New Appellate Division Decision Highlights Limited Scope of Review of Arbitration Awards
In a recent to-be-published opinion, the New Jersey Appellate Division held that parties may not agree to expand the scope of judicial review of an arbitral award in an arbitration agreement governed by the Federal Arbitration Act (FAA), which does not permit courts to vacate or modify awards for errors of fact or law.
The case, Strickland v. Foulke Management Corp., arose out of the plaintiffs’ purchase of a used car from the defendant. The parties executed an arbitration agreement, which provided that it was governed by the FAA except as provided elsewhere in the agreement. The agreement also stated that the arbitrator should render a decision only in conformity with New Jersey law and that a court may reverse the award based on “mere errors of New Jersey law.” The defendant repossessed the vehicle after the plaintiffs missed several monthly payments. The plaintiffs filed an arbitration demand asserting violations of the New Jersey Consumer Fraud Act and other state and federal statutes, as well as common law fraud.

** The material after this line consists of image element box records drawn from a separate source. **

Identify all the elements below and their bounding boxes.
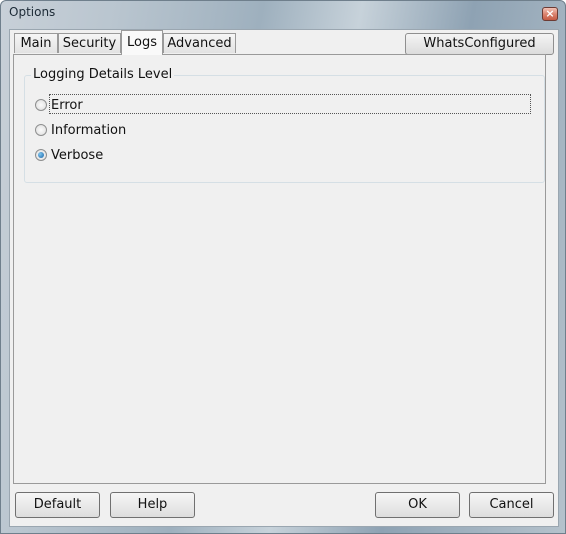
close-icon[interactable]: × bbox=[542, 7, 558, 21]
group-label: Logging Details Level bbox=[31, 67, 175, 82]
cancel-button[interactable]: Cancel bbox=[469, 492, 554, 518]
tab-main[interactable]: Main bbox=[14, 33, 58, 53]
radio-button-verbose[interactable] bbox=[35, 149, 47, 161]
logging-details-group: Logging Details Level Error Information … bbox=[24, 67, 545, 183]
radio-label-information: Information bbox=[51, 122, 127, 138]
logs-tab-panel: Logging Details Level Error Information … bbox=[13, 54, 546, 484]
radio-button-error[interactable] bbox=[35, 99, 47, 111]
dialog-client: Main Security Logs Advanced WhatsConfigu… bbox=[9, 29, 559, 527]
tab-advanced[interactable]: Advanced bbox=[163, 33, 236, 53]
options-window: Options × Main Security Logs Advanced Wh… bbox=[0, 0, 566, 534]
radio-error[interactable]: Error bbox=[35, 94, 531, 115]
radio-button-information[interactable] bbox=[35, 124, 47, 136]
tab-logs[interactable]: Logs bbox=[121, 30, 163, 55]
help-button[interactable]: Help bbox=[110, 492, 195, 518]
radio-information[interactable]: Information bbox=[35, 120, 126, 140]
default-button[interactable]: Default bbox=[15, 492, 100, 518]
ok-button[interactable]: OK bbox=[375, 492, 460, 518]
window-title: Options bbox=[9, 5, 56, 19]
radio-verbose[interactable]: Verbose bbox=[35, 145, 103, 165]
tab-security[interactable]: Security bbox=[58, 33, 121, 53]
focus-rectangle bbox=[49, 94, 531, 114]
radio-label-verbose: Verbose bbox=[51, 147, 104, 163]
title-bar[interactable]: Options × bbox=[1, 1, 565, 27]
whatsconfigured-button[interactable]: WhatsConfigured bbox=[405, 33, 554, 55]
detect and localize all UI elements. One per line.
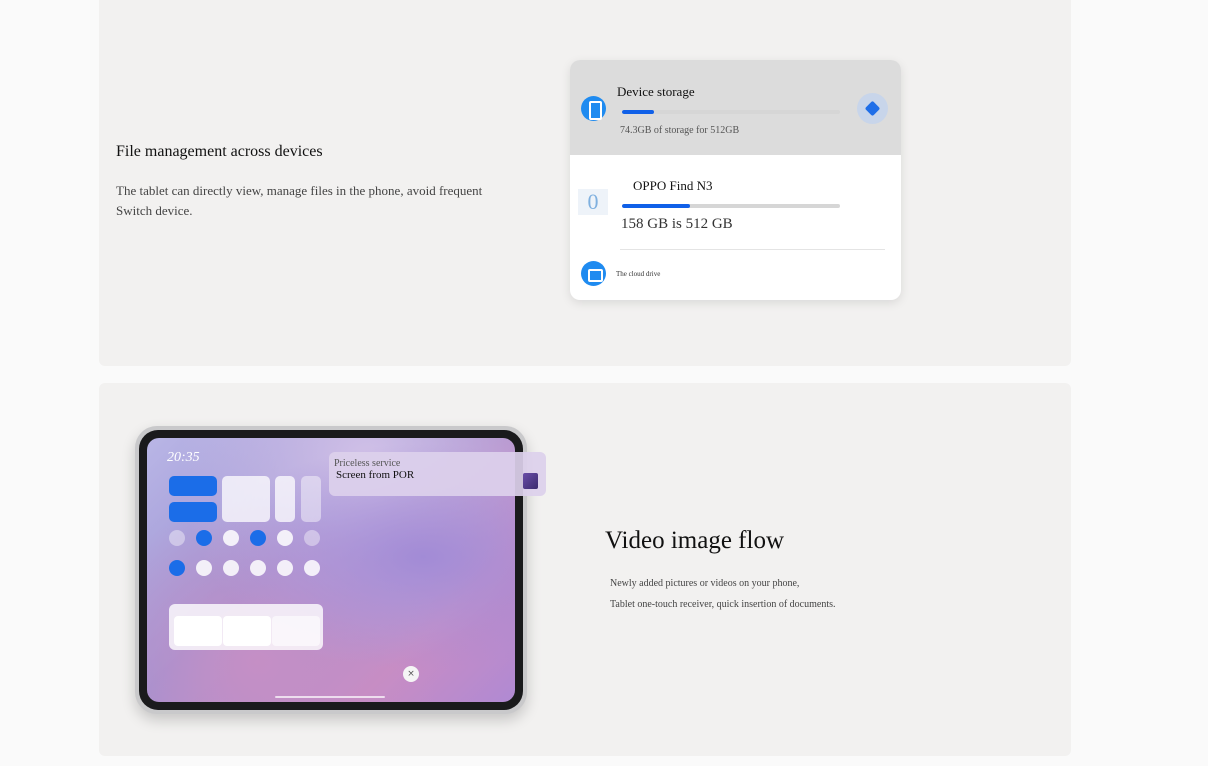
feature-description-line-1: The tablet can directly view, manage fil… [116,183,483,198]
oppo-device-progress-fill [622,204,690,208]
video-image-flow-section: 20:35 × Priceless service Screen from PO… [99,383,1071,756]
qs-toggle [169,560,185,576]
clean-storage-button[interactable] [857,93,888,124]
device-card [223,616,271,646]
oppo-device-subtext: 158 GB is 512 GB [621,216,733,232]
device-storage-row[interactable]: Device storage 74.3GB of storage for 512… [570,60,901,155]
feature-title: File management across devices [116,143,323,160]
oppo-device-progress [622,204,840,208]
volume-slider-tile [301,476,321,522]
qs-toggle [196,530,212,546]
device-storage-progress [622,110,840,114]
device-storage-label: Device storage [617,84,695,99]
qs-toggle [169,530,185,546]
device-storage-subtext: 74.3GB of storage for 512GB [620,125,740,136]
divider [620,249,885,250]
device-card [272,616,320,646]
brightness-slider-tile [275,476,295,522]
qs-toggle [304,530,320,546]
device-storage-progress-fill [622,110,654,114]
qs-toggle [277,560,293,576]
file-management-section: File management across devices The table… [99,0,1071,366]
device-space-panel [169,604,323,650]
notification-title: Priceless service [334,458,401,469]
wifi-tile [169,476,217,496]
cloud-drive-icon [581,261,606,286]
qs-toggle [250,560,266,576]
feature-description-line-2: Tablet one-touch receiver, quick inserti… [610,599,836,610]
bluetooth-tile [169,502,217,522]
media-tile [222,476,270,522]
feature-description: The tablet can directly view, manage fil… [116,181,516,221]
oppo-device-icon: 0 [578,189,608,215]
close-button: × [403,666,419,682]
tablet-clock: 20:35 [167,450,200,465]
notification-thumbnail [523,473,538,489]
home-indicator [275,696,385,698]
feature-description-line-1: Newly added pictures or videos on your p… [610,578,800,589]
cloud-drive-label[interactable]: The cloud drive [616,270,660,278]
qs-toggle [196,560,212,576]
device-card [174,616,222,646]
screen-share-notification: Priceless service Screen from POR [329,452,546,496]
feature-description-line-2: Switch device. [116,203,193,218]
qs-toggle [277,530,293,546]
qs-toggle [223,530,239,546]
storage-panel: Device storage 74.3GB of storage for 512… [570,60,901,300]
feature-title: Video image flow [605,527,785,554]
phone-icon [581,96,606,121]
notification-subtitle: Screen from POR [336,469,415,481]
qs-toggle [223,560,239,576]
qs-toggle [304,560,320,576]
qs-toggle [250,530,266,546]
oppo-device-label[interactable]: OPPO Find N3 [633,178,712,194]
feature-description: Newly added pictures or videos on your p… [610,573,836,615]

Following an arbitration hearing, the arbitrator entered an award dismissing all of the plaintiffs’ claims, finding that the claims were barred by contractual limitations periods contained in the arbitration agreement and other purchase documents and also that they lacked merit. The plaintiffs sought to vacate the award in the Superior Court of New Jersey, contending that the arbitrator failed to render a decision in conformance with New Jersey law. That court denied the plaintiffs’ request.
In affirming the trial court’s decision, the Appellate Division was guided by the United States Supreme Court’s 2008 decision in Hall Street Associates, L.L.C. v. Mattel, Inc., which held that the FAA’s grounds for vacating and modifying awards are exclusive and may not be supplemented by contract. Observing that this was a case of first impression in New Jersey, the Appellate Division looked to the decisions of several federal appellate courts and found no clear and unambiguous intent in the parties’ arbitration agreement and other purchase documents to opt out of the FAA’s statutory framework. The arbitration agreement did not reference the New Jersey Arbitration Act (NJAA), and references to New Jersey law in other areas of the purchase documents were deemed insufficient to remove the arbitration from the FAA’s purview. The court thus held that the provision in the arbitration agreement allowing for expanded review was unenforceable and could be severed from the remainder of the agreement. Because the plaintiffs challenged the award solely on the ground that it did not conform to New Jersey law – and did not contend that the FAA provided any basis for vacatur – there were no grounds on which the award could be vacated.
Strickland does not preclude parties from contracting for expanded review in agreements that are not governed by the FAA. Indeed, section 4(c) of the NJAA provides that “nothing in this act shall preclude the parties from expanding the scope of judicial review of an award by expressly providing for such expansion in a record.” As the New Jersey Supreme Court observed in Fawzy v. Fawzy, such an agreement must accurately reflect the circumstances under which a party may challenge the award, as well as the level of review agreed upon. While the arbitration agreement in Strickland was explicit as to such matters, it was made subject to the FAA and not the NJAA, and, therefore, the plaintiffs could not enforce the provision entitling them to judicial review of the arbitrator’s award for mere errors of New Jersey law.